HC Deb 26 July 1979 vol 971 cc434-5W
Mr. Skeet

asked the Minister of Agriculture, Fisheries and Food whether he has yet received advice from the advisory committee on pesticides about the herbicide 2, 4, 5-T in the light of the report released in the United States of America in March about miscarriage rates in Oregon.

Mr. Wiggin

Yes. The chairman, Professor R. Kilpatrick, has written to my noble Friend, Lord Ferrers, in the following termsWhen in March this year I submitted to the then Parliamentary Secretary (Mr. Gavin Strang) the Advisory Committee's Reference Document on the herbicide 2, 4, 5-T, I foreshadowed an evaluation by the Committee of the Report which the US Environmental Protection Agency had recently released following field studies on miscarriage rates in Oregon. The Committee has now considered the Report and questions its findings. In the first place, the Report relies upon data which the Committee cannot accept, notably because in their view the stated abortion rates are not valid in either scientific or statistical terms. Secondly, the Committee cannot discern from the Report any satisfactory evidence that those recorded as having experienced miscarriages were in fact exposed to 2, 4, 5-T either generally or at the levels specifically deployed for the correlation that is developed in the Report. The Report acknowledges that correlation does not necessarily mean causation ': the Committee do not believe that a correlation between miscarriage rates and 2, 4, 5-T usage has yet been shown. In these circumstances, the Committee do not regard the Oregon Report as affording any grounds whatever for questioning the large body of evidence they have already examined and upon which they have founded their consistent advice that 2, 4, 5-T can continue to be safely used in the recommended way for the recommended purposes.
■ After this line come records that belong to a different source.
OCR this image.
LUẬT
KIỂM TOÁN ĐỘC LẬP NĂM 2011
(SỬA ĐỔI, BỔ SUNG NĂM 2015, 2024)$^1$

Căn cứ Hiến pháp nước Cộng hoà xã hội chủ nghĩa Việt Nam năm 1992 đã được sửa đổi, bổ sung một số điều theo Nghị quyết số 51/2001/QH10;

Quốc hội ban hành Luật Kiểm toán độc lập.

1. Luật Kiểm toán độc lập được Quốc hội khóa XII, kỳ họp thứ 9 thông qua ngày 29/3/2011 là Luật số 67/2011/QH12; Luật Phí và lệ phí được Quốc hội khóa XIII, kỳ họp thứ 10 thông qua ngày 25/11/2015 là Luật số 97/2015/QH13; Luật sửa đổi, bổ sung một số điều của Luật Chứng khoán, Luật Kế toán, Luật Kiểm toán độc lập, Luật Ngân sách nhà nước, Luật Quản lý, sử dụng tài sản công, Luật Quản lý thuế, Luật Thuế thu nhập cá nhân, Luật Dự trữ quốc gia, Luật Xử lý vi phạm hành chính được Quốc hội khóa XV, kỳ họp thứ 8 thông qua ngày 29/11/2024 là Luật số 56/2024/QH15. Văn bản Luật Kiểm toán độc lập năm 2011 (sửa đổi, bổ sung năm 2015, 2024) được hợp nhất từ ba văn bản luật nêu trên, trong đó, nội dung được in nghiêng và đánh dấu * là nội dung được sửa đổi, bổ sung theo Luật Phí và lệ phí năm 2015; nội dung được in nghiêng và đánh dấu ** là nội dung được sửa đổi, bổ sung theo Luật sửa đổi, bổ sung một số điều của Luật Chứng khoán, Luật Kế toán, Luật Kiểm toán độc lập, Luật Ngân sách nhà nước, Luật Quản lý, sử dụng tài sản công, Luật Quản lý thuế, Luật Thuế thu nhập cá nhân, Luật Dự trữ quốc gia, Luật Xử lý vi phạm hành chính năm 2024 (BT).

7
They are therefore satisfied that there is no justification for any change in the conclusions set out in paragraph 25 of their recently released Reference Document; and they have noted that the Australian and New Zealand authorities have independently examined the Oregon Report and have also reached the conclusion that it justifies no further restriction. The Committee will of course be reviewing any further data or information which becomes available in future, whether from the US or other sources, about possible risks attaching to the use of this herbicide.

The Government accept the committee's advice.